Dopo aver offerto il proprio sostegno al governo conservatore di Andrej Babiš, il Partito Comunista è rimasto escluso per la prima volta dal parlamento di Praga. Il nuovo primo ministro sarà, con ogni probabilità, Petr Fiala.

Il primo ministro conservatore Andrej Babiš brinda con il leader comunista Vojtěch Filip.

Dalle prime elezioni pluripartitiche tenutesi in Repubblica Ceca nel 1990, il Partito Comunista di Boemia e Moravia (Komunistická strana Čech a Moravy, KSČM) aveva sempre ottenuto una cospicua rappresentanza alla Camera dei Deputati di Praga. Già nel 2017, a dire il vero, i comunisti cechi avevano subito importanti perdite dal punto di vista elettorale, passando da 33 a 15 deputati. Tuttavia, la vera condanna per il KSČM è arrivata quando il leader Vojtěch Filip ha deciso di offrire un sostegno esterno al governo di Andrej Babiš, primo ministro e capo del partito conservatore Azione dei Cittadini Insoddisfatti (Akce Nespokojených Občanů, ANO 2011).

Queste decisioni hanno reso poco credibile la campagna elettorale del Partito Comunista, che ha lanciato lo slogan: “L’unico partito di sinistra è il KSČM”. Vojtěch Filip ha puntato il dito contro la campagna anticomunista che va avanti in Repubblica Ceca dal 2008, quando il Senato tentò addirittura di mettere fuori legge il KSČM, accusandolo di essere anticostituzionale. Questo è sicuramente un elemento presente nel Paese, anche attraverso la censura della stampa, tuttavia Filip – che non a caso ha annunciato le proprie dimissioni dalla segreteria del Partito – dovrebbe guardare soprattutto agli errori della sua leadership per trovare le cause del tracollo elettorale.

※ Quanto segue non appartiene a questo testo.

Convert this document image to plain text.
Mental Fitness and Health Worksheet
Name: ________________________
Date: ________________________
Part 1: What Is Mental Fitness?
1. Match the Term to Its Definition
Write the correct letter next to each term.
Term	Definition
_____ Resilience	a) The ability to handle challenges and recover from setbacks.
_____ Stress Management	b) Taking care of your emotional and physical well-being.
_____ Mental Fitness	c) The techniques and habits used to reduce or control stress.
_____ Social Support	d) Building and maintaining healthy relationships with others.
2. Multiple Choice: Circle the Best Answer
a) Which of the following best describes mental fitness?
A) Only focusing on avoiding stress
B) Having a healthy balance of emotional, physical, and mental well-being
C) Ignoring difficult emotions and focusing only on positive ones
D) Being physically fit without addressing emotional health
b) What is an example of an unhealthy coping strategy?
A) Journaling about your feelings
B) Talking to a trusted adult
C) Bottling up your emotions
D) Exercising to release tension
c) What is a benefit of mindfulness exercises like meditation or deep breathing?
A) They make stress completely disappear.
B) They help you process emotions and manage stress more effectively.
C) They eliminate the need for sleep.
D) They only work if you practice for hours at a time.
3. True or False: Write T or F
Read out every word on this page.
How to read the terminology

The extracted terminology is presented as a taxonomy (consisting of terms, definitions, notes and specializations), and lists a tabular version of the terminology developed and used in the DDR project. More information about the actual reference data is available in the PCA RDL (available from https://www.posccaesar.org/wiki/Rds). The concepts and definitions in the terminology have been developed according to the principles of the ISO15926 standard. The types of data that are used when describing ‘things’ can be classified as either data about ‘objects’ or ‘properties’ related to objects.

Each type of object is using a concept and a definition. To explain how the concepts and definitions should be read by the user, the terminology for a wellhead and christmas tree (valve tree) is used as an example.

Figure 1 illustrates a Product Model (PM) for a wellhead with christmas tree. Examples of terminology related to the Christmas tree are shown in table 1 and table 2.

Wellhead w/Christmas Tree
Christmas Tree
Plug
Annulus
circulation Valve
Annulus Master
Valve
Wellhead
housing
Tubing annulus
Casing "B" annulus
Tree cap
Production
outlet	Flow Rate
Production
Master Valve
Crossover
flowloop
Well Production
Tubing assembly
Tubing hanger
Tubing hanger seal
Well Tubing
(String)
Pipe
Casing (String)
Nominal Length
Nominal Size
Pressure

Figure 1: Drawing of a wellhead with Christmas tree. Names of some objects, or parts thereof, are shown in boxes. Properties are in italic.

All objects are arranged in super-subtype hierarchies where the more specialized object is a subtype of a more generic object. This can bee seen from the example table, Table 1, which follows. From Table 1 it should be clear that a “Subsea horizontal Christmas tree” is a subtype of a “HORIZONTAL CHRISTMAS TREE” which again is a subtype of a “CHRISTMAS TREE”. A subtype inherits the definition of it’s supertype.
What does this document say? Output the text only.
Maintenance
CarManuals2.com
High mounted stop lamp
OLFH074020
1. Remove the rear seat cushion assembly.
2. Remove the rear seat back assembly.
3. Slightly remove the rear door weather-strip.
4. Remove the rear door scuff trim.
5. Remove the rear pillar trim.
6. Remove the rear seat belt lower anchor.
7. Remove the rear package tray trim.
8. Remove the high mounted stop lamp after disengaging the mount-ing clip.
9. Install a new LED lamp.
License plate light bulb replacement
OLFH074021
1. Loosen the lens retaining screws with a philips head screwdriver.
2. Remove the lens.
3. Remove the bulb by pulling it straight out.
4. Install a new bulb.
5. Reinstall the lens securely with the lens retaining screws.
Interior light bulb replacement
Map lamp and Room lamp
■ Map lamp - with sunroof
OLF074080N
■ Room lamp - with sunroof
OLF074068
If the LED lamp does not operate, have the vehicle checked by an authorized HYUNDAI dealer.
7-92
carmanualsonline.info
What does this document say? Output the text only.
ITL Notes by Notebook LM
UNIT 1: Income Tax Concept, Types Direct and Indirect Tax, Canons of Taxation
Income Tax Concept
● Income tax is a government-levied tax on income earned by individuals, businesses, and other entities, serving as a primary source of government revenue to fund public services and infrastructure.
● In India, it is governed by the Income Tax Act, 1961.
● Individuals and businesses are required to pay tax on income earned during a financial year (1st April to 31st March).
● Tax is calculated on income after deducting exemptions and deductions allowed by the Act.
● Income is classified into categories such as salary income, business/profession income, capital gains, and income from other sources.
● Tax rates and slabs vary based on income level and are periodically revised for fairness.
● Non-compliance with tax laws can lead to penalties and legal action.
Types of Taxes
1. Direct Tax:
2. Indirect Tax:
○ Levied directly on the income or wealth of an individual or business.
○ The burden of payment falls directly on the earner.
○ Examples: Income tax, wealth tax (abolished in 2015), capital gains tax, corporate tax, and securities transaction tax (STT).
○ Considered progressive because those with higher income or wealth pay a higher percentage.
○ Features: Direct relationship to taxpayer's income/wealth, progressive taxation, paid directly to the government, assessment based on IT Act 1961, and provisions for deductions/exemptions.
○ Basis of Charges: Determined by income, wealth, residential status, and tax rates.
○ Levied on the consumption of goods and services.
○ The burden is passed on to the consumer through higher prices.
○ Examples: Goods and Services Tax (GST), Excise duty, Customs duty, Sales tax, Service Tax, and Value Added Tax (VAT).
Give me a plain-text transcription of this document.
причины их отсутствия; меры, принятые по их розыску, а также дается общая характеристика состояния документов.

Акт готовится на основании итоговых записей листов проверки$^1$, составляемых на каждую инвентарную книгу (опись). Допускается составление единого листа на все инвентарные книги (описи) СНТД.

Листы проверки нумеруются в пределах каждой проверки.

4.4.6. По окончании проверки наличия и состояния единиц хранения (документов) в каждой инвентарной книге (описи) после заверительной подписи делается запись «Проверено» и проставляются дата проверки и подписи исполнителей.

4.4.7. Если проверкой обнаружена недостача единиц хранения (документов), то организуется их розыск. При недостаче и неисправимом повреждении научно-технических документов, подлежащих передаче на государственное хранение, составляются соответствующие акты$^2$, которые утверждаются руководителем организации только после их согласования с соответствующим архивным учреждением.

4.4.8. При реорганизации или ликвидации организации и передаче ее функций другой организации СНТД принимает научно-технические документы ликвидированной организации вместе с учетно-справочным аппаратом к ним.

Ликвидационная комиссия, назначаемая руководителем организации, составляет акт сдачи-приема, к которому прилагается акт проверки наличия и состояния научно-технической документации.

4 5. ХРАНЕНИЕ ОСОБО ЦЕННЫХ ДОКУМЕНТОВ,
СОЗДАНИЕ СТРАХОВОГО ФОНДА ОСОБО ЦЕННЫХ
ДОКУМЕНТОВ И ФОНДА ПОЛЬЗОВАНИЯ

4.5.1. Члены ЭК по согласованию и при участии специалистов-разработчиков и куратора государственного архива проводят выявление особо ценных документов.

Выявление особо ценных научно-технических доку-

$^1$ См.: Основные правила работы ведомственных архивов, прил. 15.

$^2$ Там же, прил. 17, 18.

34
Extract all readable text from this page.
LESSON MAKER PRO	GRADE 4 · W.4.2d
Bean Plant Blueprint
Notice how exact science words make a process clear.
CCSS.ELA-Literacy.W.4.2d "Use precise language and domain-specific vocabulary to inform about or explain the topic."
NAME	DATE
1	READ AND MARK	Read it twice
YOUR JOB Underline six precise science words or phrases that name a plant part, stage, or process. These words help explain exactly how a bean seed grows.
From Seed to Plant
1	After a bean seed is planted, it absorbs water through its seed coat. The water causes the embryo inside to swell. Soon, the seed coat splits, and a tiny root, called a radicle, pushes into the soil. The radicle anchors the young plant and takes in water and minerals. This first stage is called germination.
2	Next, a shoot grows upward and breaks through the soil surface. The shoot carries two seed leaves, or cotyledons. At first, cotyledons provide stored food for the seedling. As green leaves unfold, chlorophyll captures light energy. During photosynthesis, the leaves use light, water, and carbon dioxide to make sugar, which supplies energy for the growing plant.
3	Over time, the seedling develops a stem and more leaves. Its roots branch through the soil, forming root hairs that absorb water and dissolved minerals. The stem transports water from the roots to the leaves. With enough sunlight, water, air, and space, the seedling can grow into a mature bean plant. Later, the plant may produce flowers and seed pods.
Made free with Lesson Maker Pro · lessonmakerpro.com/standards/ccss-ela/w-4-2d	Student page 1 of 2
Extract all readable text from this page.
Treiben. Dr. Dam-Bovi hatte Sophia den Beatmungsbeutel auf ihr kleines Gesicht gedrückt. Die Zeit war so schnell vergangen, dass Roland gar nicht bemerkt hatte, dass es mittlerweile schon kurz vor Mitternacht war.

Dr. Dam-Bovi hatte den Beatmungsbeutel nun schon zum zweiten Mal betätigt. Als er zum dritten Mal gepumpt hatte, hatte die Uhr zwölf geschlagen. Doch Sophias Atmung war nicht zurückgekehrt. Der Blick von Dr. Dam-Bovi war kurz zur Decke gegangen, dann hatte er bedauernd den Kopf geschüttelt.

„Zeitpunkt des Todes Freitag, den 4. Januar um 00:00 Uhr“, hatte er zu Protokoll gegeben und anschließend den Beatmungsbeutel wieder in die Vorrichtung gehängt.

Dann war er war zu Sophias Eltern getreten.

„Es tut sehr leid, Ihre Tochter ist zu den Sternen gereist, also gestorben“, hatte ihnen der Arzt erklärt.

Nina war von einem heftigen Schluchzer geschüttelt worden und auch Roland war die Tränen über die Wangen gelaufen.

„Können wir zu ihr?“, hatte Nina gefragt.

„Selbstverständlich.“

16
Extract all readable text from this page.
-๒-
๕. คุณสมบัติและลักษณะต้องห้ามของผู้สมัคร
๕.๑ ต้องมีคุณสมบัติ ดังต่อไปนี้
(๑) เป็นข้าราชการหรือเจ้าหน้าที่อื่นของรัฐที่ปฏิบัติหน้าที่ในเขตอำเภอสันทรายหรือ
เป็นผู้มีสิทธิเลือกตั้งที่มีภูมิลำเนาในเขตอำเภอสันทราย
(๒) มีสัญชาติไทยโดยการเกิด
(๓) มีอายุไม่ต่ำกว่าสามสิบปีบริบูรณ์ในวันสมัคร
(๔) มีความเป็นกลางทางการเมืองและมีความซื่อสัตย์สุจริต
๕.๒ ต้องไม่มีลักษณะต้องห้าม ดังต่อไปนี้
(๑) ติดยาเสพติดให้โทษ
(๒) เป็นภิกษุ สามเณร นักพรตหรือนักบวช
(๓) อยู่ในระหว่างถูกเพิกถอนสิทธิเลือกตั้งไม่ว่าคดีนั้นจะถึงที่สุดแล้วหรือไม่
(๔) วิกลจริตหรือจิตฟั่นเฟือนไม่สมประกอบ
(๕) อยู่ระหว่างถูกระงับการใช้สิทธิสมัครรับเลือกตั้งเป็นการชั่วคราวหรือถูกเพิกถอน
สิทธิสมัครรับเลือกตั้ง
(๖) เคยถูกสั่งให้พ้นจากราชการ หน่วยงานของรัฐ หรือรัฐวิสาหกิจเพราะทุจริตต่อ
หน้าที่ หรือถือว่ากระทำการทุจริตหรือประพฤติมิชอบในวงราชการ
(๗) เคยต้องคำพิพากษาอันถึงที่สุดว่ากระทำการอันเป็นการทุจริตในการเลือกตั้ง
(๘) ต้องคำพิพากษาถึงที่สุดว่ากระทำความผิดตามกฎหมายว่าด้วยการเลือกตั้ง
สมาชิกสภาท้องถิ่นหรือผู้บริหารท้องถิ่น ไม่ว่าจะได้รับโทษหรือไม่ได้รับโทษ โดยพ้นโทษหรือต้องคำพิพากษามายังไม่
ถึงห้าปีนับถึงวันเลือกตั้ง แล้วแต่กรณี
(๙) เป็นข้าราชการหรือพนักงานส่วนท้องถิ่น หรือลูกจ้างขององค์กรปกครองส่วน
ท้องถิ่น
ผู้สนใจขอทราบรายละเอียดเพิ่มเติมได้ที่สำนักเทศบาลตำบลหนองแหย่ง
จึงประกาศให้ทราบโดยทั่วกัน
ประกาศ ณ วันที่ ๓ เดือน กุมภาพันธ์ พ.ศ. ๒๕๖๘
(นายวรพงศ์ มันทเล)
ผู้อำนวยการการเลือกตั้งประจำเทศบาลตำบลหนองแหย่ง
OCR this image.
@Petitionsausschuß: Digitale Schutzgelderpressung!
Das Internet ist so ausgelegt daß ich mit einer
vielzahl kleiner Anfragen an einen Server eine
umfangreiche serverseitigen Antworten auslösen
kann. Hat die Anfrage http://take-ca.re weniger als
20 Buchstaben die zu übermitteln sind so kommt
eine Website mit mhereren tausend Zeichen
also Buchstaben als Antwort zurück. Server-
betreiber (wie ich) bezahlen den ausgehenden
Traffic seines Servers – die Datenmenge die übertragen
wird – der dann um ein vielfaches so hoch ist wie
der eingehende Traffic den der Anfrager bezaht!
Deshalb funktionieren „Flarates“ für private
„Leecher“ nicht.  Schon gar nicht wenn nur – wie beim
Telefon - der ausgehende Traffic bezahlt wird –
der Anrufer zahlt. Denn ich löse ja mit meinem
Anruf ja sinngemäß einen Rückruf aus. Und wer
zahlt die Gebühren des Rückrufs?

Il nuovo parlamento ceco, per la prima volta senza comunisti sin dal secondo dopoguerra, sarà composto unicamente da quattro forze politiche. Se ANO 2011 del premier uscente Babiš resta la prima formazione in termini di seggi, con 72 deputati eletti, il suo 27,13% viene superato di poco dal 27,70% della coalizione Insieme (SPOLU), guidata dal leader dell’opposizione Petr Fiala. Con i suoi 71 seggi, SPOLU dovrebbe formare il nuovo governo insieme alla lista liberal-progressista Pirati e Sindaci (Piráti a Starostové), che ha ottenuto un importante risultato con il 15,61% delle preferenze e 37 seggi conquistati. Completa il quadro delle forze parlamentari il partito di estrema destra Libertà e Democrazia Diretta (Svoboda a přímá demokracie, SPD), che elegge venti deputati con il 9,56% dei consensi.

Tornando ai comunisti, il risultato finale del KSČM parla di un assai deludente 3,60%, troppo distante dalla soglia di sbarramento fissata al 5%. I comunisti vengono superati anche da altre forze, come i centristi di Giuramento (Přísaha), che arrivano al 4,68%, e l’altro grande sconfitto di queste elezioni, il Partito Social Democratico Ceco (Česká Strana Sociálně Demokratická, ČSSD), che a sua volta perde tutti i suoi quindici scranni e si ferma al 4,65%: una vera tragedia anche per il partito politico più antico del Paese, fondato addirittura nel 1893.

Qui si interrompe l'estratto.